More puzzling (and probably expensive) forwards like David Perron, Mikkel Boedker, and Brad Richards should be avoided. Perron has played with a laundry list of skilled NHL players over the past few seasons; Crosby, Malkin, Hall, Eberle, Nugent-Hopkins, Getzlaf. Only Nugent-Hopkins’ production saw an uptick with Perron on the ice, the rest were better without him. That’s a big red flag. Boedker has always seemed to get the nod as an offensive player, but his shot differentials don’t seem to lend themselves well to that. It’s true that the Coyotes teams he’s played for weren’t all that impressive, but with the amount of offensive zone time he’s had I’d like more production. Richards has been an offensive powerhouse in the past, but he’s faded big time in the last few seasons. Pass.
It should surprise everyone that Mike Santorelli may be the best deal out of this entire group. He ran away with good opportunities in Vancouver, and Toronto before getting the shaft this year in Anaheim where he didn’t really get a chance to play despite dressing for 70 games. Santorelli, Colton Sceviour, and ageless wonder Matt Cullen are all defensively responsible forwards who get the puck up the ice and create more opportunities than they give up. Santorelli and Sceviour might even output enough offense to be 2nd line fixtures. Cullen’s age is a question mark, but his playoff performance with Pittsburgh has been inspiring. All three of those guys could be productive and frugal (<$1 million) additions.

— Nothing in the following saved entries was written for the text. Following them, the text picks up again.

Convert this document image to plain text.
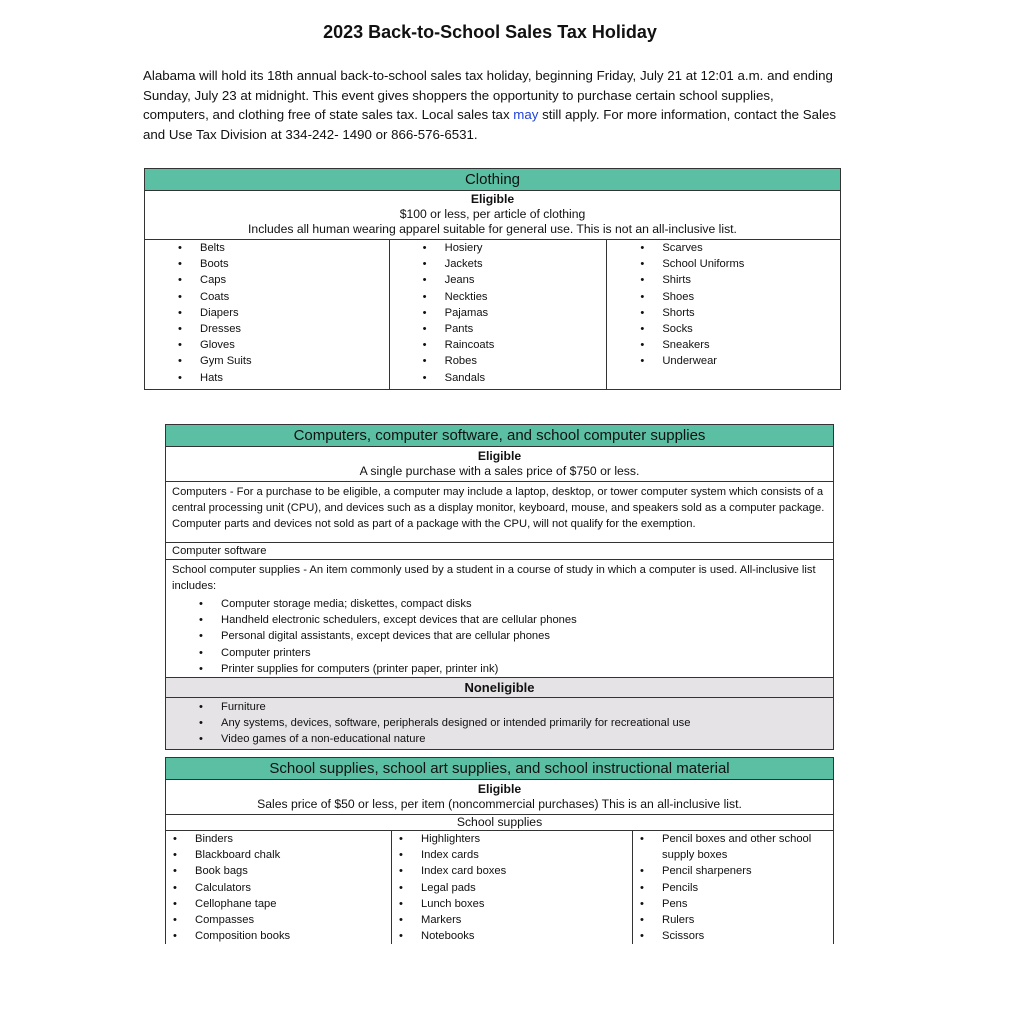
2023 Back-to-School Sales Tax Holiday
Alabama will hold its 18th annual back-to-school sales tax holiday, beginning Friday, July 21 at 12:01 a.m. and ending Sunday, July 23 at midnight. This event gives shoppers the opportunity to purchase certain school supplies, computers, and clothing free of state sales tax. Local sales tax may still apply. For more information, contact the Sales and Use Tax Division at 334-242- 1490 or 866-576-6531.
Clothing

Eligible
$100 or less, per article of clothing
Includes all human wearing apparel suitable for general use. This is not an all-inclusive list.

• Belts
• Boots
• Caps
• Coats
• Diapers
• Dresses
• Gloves
• Gym Suits
• Hats

• Hosiery
• Jackets
• Jeans
• Neckties
• Pajamas
• Pants
• Raincoats
• Robes
• Sandals

• Scarves
• School Uniforms
• Shirts
• Shoes
• Shorts
• Socks
• Sneakers
• Underwear
Computers, computer software, and school computer supplies

Eligible
A single purchase with a sales price of $750 or less.

Computers - For a purchase to be eligible, a computer may include a laptop, desktop, or tower computer system which consists of a central processing unit (CPU), and devices such as a display monitor, keyboard, mouse, and speakers sold as a computer package. Computer parts and devices not sold as part of a package with the CPU, will not qualify for the exemption.
Computer software

School computer supplies - An item commonly used by a student in a course of study in which a computer is used. All-inclusive list includes:
• Computer storage media; diskettes, compact disks
• Handheld electronic schedulers, except devices that are cellular phones
• Personal digital assistants, except devices that are cellular phones
• Computer printers
• Printer supplies for computers (printer paper, printer ink)

Noneligible

• Furniture
• Any systems, devices, software, peripherals designed or intended primarily for recreational use
• Video games of a non-educational nature
School supplies, school art supplies, and school instructional material

Eligible
Sales price of $50 or less, per item (noncommercial purchases) This is an all-inclusive list.

School supplies

• Binders
• Blackboard chalk
• Book bags
• Calculators
• Cellophane tape
• Compasses
• Composition books

• Highlighters
• Index cards
• Index card boxes
• Legal pads
• Lunch boxes
• Markers
• Notebooks

• Pencil boxes and other school supply boxes
• Pencil sharpeners
• Pencils
• Pens
• Rulers
• Scissors
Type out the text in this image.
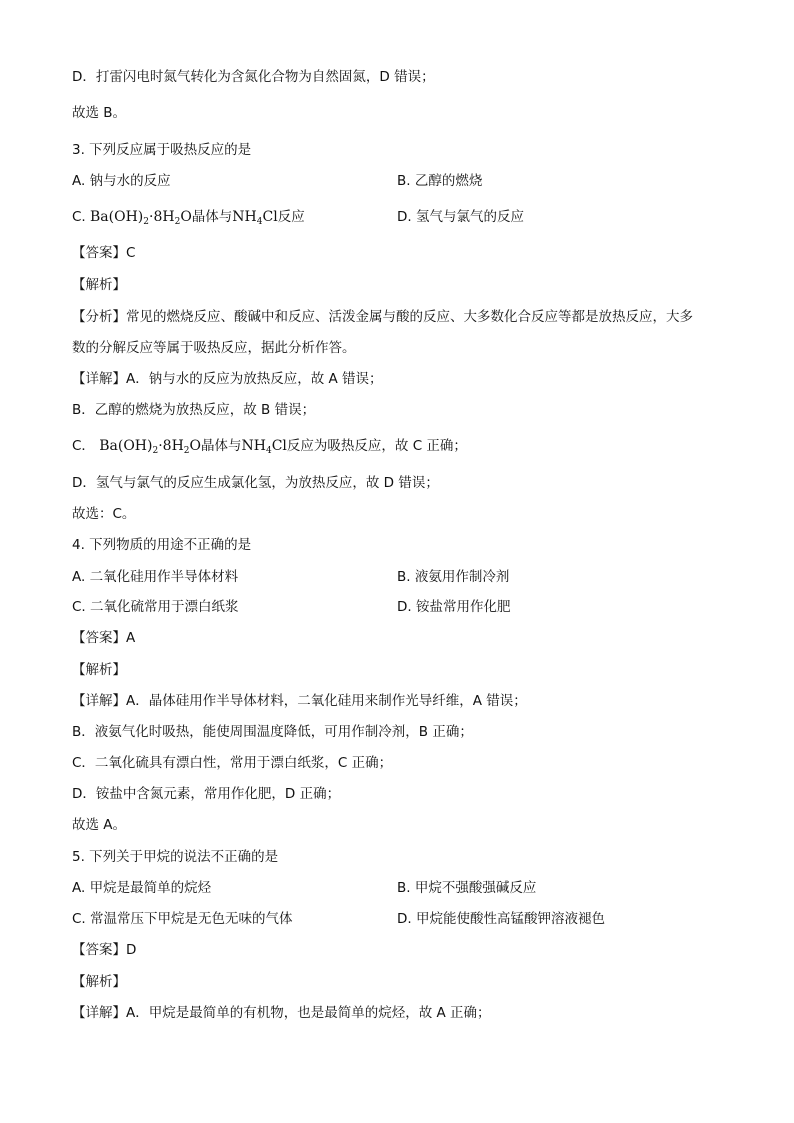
D．打雷闪电时氮气转化为含氮化合物为自然固氮，D 错误；
故选 B。
3. 下列反应属于吸热反应的是
A. 钠与水的反应	B. 乙醇的燃烧
C. $Ba(OH)_2\cdot 8H_2O$晶体与$NH_4Cl$反应	D. 氢气与氯气的反应
【答案】C
【解析】
【分析】常见的燃烧反应、酸碱中和反应、活泼金属与酸的反应、大多数化合反应等都是放热反应，大多
数的分解反应等属于吸热反应，据此分析作答。
【详解】A．钠与水的反应为放热反应，故 A 错误；
B．乙醇的燃烧为放热反应，故 B 错误；
C． $Ba(OH)_2\cdot 8H_2O$晶体与$NH_4Cl$反应为吸热反应，故 C 正确；
D．氢气与氯气的反应生成氯化氢，为放热反应，故 D 错误；
故选：C。
4. 下列物质的用途不正确的是
A. 二氧化硅用作半导体材料	B. 液氨用作制冷剂
C. 二氧化硫常用于漂白纸浆	D. 铵盐常用作化肥
【答案】A
【解析】
【详解】A．晶体硅用作半导体材料，二氧化硅用来制作光导纤维，A 错误；
B．液氨气化时吸热，能使周围温度降低，可用作制冷剂，B 正确；
C．二氧化硫具有漂白性，常用于漂白纸浆，C 正确；
D．铵盐中含氮元素，常用作化肥，D 正确；
故选 A。
5. 下列关于甲烷的说法不正确的是
A. 甲烷是最简单的烷烃	B. 甲烷不强酸强碱反应
C. 常温常压下甲烷是无色无味的气体	D. 甲烷能使酸性高锰酸钾溶液褪色
【答案】D
【解析】
【详解】A．甲烷是最简单的有机物，也是最简单的烷烃，故 A 正确；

The next group of forwards I would consider Sam Gagner equivalents; good enough offensively to frustrate you when they don’t score, but all-in-all decent 3rd liners. Jiri Tlusty has been the most sheltered of this group with 54% OZS so I’d avoid him for a checking line spot. Kennedy looks the best, but injuries have always been a problem for him. Stalberg had the worst defensive assignments, but still managed so there’s value there. Fleischmann was a nice piece on a pretty bad Montreal team while he served with Desharnais, and Wiese. He’s not the 60 point scorer he once was, but he still has skill to contribute in a diminished role. But…Helm is the most sensible choice as he’s had 12, 15, and 13 goals in consecutive years on a Detroit team that’s been headed South.
Among the plethora of cheap free agents who could replace (and probably outperform) Ryan White are Chris Kelly, Vern Fiddler, Shawn Horcoff, Dainius Zubrus, Rob Klinkhammer, and Paul Byron. To a lesser extent Riley Nash, it worries me that he received such a sheltered role (55% offensive zone starts) on a bad Carolina team whereas the rest were all deployed as defensive players. None of these guys will provide much offensively, but ALL of them have produced better at even strength, and NONE of them were as bad at creating vs. suppressing shots as White was! Case closed.